When to request a W-9
Request a Form W-9 from any vendor or contractor before issuing the first payment of the engagement. The W-9 establishes the payee's legal name, taxpayer identification number (SSN, EIN, or ITIN), federal tax classification (individual, C-corp, S-corp, partnership, LLC, trust), and exemption status from backup withholding. Without a valid W-9 you must withhold 24% of the payment as backup withholding under Section 3406.
Who provides a W-9
US persons (citizens, resident aliens, US partnerships and corporations, and US trusts) provide Form W-9. Non-US persons provide the W-8 series instead — W-8BEN for individuals, W-8BEN-E for entities, W-8ECI for income effectively connected with a US trade or business, and W-8IMY for intermediaries.

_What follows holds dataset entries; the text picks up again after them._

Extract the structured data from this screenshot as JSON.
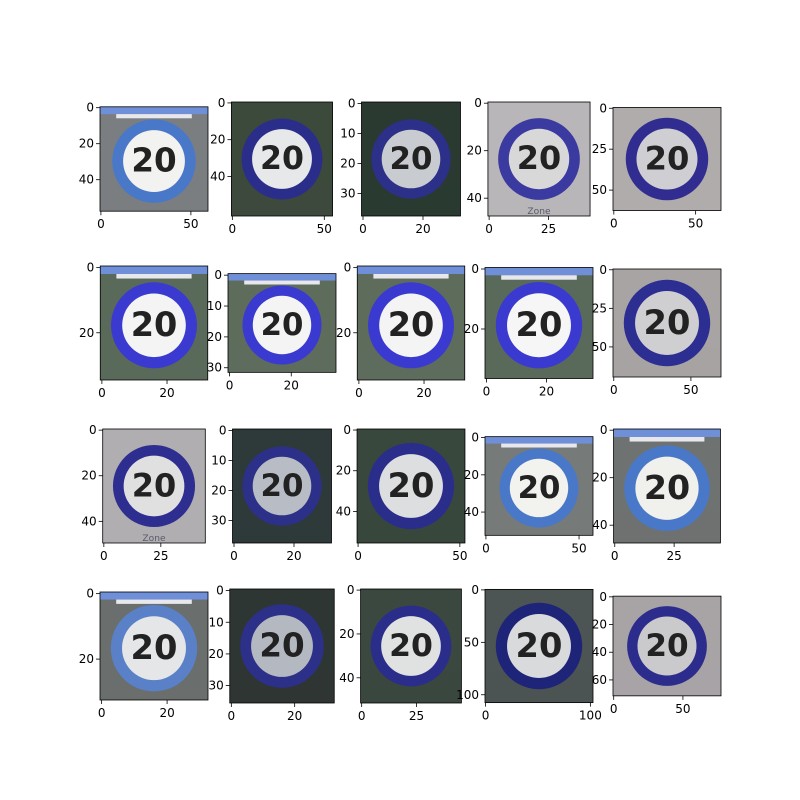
{
  "figure": {
    "background": "#ffffff",
    "grid_rows": 4,
    "grid_cols": 5,
    "sign_text": "20",
    "panels": [
      {
        "row": 0,
        "col": 0,
        "img_w": 60,
        "img_h": 58,
        "xticks": [
          "0",
          "50"
        ],
        "yticks": [
          "0",
          "20",
          "40"
        ],
        "ring": "#4a78c8",
        "inner": "#f2f2f0",
        "bg": "#7a7e80",
        "top_bar": true,
        "subtext": ""
      },
      {
        "row": 0,
        "col": 1,
        "img_w": 55,
        "img_h": 62,
        "xticks": [
          "0",
          "50"
        ],
        "yticks": [
          "0",
          "20",
          "40"
        ],
        "ring": "#2a2e8a",
        "inner": "#e6e8ea",
        "bg": "#3c4a3c",
        "top_bar": false,
        "subtext": ""
      },
      {
        "row": 0,
        "col": 2,
        "img_w": 33,
        "img_h": 38,
        "xticks": [
          "0",
          "20"
        ],
        "yticks": [
          "0",
          "10",
          "20",
          "30"
        ],
        "ring": "#2c3088",
        "inner": "#c8ccd0",
        "bg": "#2a3a30",
        "top_bar": false,
        "subtext": ""
      },
      {
        "row": 0,
        "col": 3,
        "img_w": 43,
        "img_h": 48,
        "xticks": [
          "0",
          "25"
        ],
        "yticks": [
          "0",
          "20",
          "40"
        ],
        "ring": "#3a3aa0",
        "inner": "#d8d8d8",
        "bg": "#b8b6b8",
        "top_bar": false,
        "subtext": "Zone"
      },
      {
        "row": 0,
        "col": 4,
        "img_w": 66,
        "img_h": 63,
        "xticks": [
          "0",
          "50"
        ],
        "yticks": [
          "0",
          "25",
          "50"
        ],
        "ring": "#302c90",
        "inner": "#cfcfd3",
        "bg": "#b0acac",
        "top_bar": false,
        "subtext": ""
      },
      {
        "row": 1,
        "col": 0,
        "img_w": 33,
        "img_h": 35,
        "xticks": [
          "0",
          "20"
        ],
        "yticks": [
          "0",
          "20"
        ],
        "ring": "#3a3ad0",
        "inner": "#f4f4f4",
        "bg": "#5a6a5a",
        "top_bar": true,
        "subtext": ""
      },
      {
        "row": 1,
        "col": 1,
        "img_w": 35,
        "img_h": 32,
        "xticks": [
          "0",
          "20"
        ],
        "yticks": [
          "0",
          "10",
          "20",
          "30"
        ],
        "ring": "#3a3ad0",
        "inner": "#f4f4f4",
        "bg": "#5e6c5c",
        "top_bar": true,
        "subtext": ""
      },
      {
        "row": 1,
        "col": 2,
        "img_w": 33,
        "img_h": 35,
        "xticks": [
          "0",
          "20"
        ],
        "yticks": [
          "0",
          "20"
        ],
        "ring": "#3a3ad0",
        "inner": "#f4f4f4",
        "bg": "#5e6c5c",
        "top_bar": true,
        "subtext": ""
      },
      {
        "row": 1,
        "col": 3,
        "img_w": 36,
        "img_h": 37,
        "xticks": [
          "0",
          "20"
        ],
        "yticks": [
          "0",
          "20"
        ],
        "ring": "#3a3ad0",
        "inner": "#f6f6f6",
        "bg": "#5a6a5a",
        "top_bar": true,
        "subtext": ""
      },
      {
        "row": 1,
        "col": 4,
        "img_w": 70,
        "img_h": 70,
        "xticks": [
          "0",
          "50"
        ],
        "yticks": [
          "0",
          "25",
          "50"
        ],
        "ring": "#2c2e92",
        "inner": "#cfcfd2",
        "bg": "#a8a4a4",
        "top_bar": false,
        "subtext": ""
      },
      {
        "row": 2,
        "col": 0,
        "img_w": 45,
        "img_h": 50,
        "xticks": [
          "0",
          "25"
        ],
        "yticks": [
          "0",
          "20",
          "40"
        ],
        "ring": "#2e2e90",
        "inner": "#e0e0e0",
        "bg": "#b0aeb0",
        "top_bar": false,
        "subtext": "Zone"
      },
      {
        "row": 2,
        "col": 1,
        "img_w": 33,
        "img_h": 38,
        "xticks": [
          "0",
          "20"
        ],
        "yticks": [
          "0",
          "10",
          "20",
          "30"
        ],
        "ring": "#2c3088",
        "inner": "#b8bcc4",
        "bg": "#2e3a3a",
        "top_bar": false,
        "subtext": ""
      },
      {
        "row": 2,
        "col": 2,
        "img_w": 53,
        "img_h": 56,
        "xticks": [
          "0",
          "50"
        ],
        "yticks": [
          "0",
          "20",
          "40"
        ],
        "ring": "#2a2e8a",
        "inner": "#dcdee0",
        "bg": "#38483c",
        "top_bar": false,
        "subtext": ""
      },
      {
        "row": 2,
        "col": 3,
        "img_w": 58,
        "img_h": 53,
        "xticks": [
          "0",
          "50"
        ],
        "yticks": [
          "0",
          "20",
          "40"
        ],
        "ring": "#4a78c8",
        "inner": "#f2f2ee",
        "bg": "#767a78",
        "top_bar": true,
        "subtext": ""
      },
      {
        "row": 2,
        "col": 4,
        "img_w": 45,
        "img_h": 48,
        "xticks": [
          "0",
          "25"
        ],
        "yticks": [
          "0",
          "20",
          "40"
        ],
        "ring": "#4a78c8",
        "inner": "#f0f0ec",
        "bg": "#6e7270",
        "top_bar": true,
        "subtext": ""
      },
      {
        "row": 3,
        "col": 0,
        "img_w": 33,
        "img_h": 33,
        "xticks": [
          "0",
          "20"
        ],
        "yticks": [
          "0",
          "20"
        ],
        "ring": "#5a80c8",
        "inner": "#e4e6e8",
        "bg": "#6a6e6c",
        "top_bar": true,
        "subtext": ""
      },
      {
        "row": 3,
        "col": 1,
        "img_w": 33,
        "img_h": 36,
        "xticks": [
          "0",
          "20"
        ],
        "yticks": [
          "0",
          "10",
          "20",
          "30"
        ],
        "ring": "#2c3088",
        "inner": "#b4b8c0",
        "bg": "#2e3634",
        "top_bar": false,
        "subtext": ""
      },
      {
        "row": 3,
        "col": 2,
        "img_w": 46,
        "img_h": 52,
        "xticks": [
          "0",
          "25"
        ],
        "yticks": [
          "0",
          "20",
          "40"
        ],
        "ring": "#2a2e8a",
        "inner": "#e0e2e2",
        "bg": "#3a4840",
        "top_bar": false,
        "subtext": ""
      },
      {
        "row": 3,
        "col": 3,
        "img_w": 103,
        "img_h": 108,
        "xticks": [
          "0",
          "100"
        ],
        "yticks": [
          "0",
          "50",
          "100"
        ],
        "ring": "#1e2478",
        "inner": "#d8dadc",
        "bg": "#4c5454",
        "top_bar": false,
        "subtext": ""
      },
      {
        "row": 3,
        "col": 4,
        "img_w": 78,
        "img_h": 72,
        "xticks": [
          "0",
          "50"
        ],
        "yticks": [
          "0",
          "20",
          "40",
          "60"
        ],
        "ring": "#2c2c8c",
        "inner": "#cacacc",
        "bg": "#a8a4a6",
        "top_bar": false,
        "subtext": ""
      }
    ]
  }
}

Why the LLC checkbox matters
The LLC line is the most common source of error on Form W-9. A single-member LLC owned by an individual is a "disregarded entity" and should check the individual box and provide the owner's SSN — not the LLC's EIN. A multi-member LLC checks "Partnership". An LLC that has elected S-corp or C-corp status checks "Limited liability company" and writes the appropriate tax classification (S or C) on the line.
TIN matching
Payers should run the IRS TIN Matching Service against W-9 data before filing 1099 forms. A name-TIN mismatch triggers a CP2100 notice, which obligates the payer to begin backup withholding within 30 days unless the payee corrects the discrepancy. Catching mismatches at onboarding avoids that administrative hassle.
Retention
Keep completed W-9 forms for at least four years after the last reportable payment. The W-9 is not filed with the IRS — it is a payer's recordkeeping document — but it must be available on request during an information return audit.
What it does not cover
Form W-9, Request for Taxpayer Identification Number and Certification does not stand alone — it lives inside a small ecosystem of supporting forms, schedules, and elections that together carry the full weight of a small-business return. Knowing what Form W-9, Request for Taxpayer Identification Number and Certification does not handle is just as important as knowing what it does. The instructions list the cross-references explicitly: items computed elsewhere (Schedule C net profit, Schedule SE self-employment tax, Form 4562 depreciation), items reported on a separate form (Form 8829 home office, Form 1099-NEC information returns), and items handled by an entirely different return entirely (Form 1120-S for S-corps, Form 1065 for partnerships). Drawing the boundary cleanly avoids double-counting and avoids leaving deductions on the table.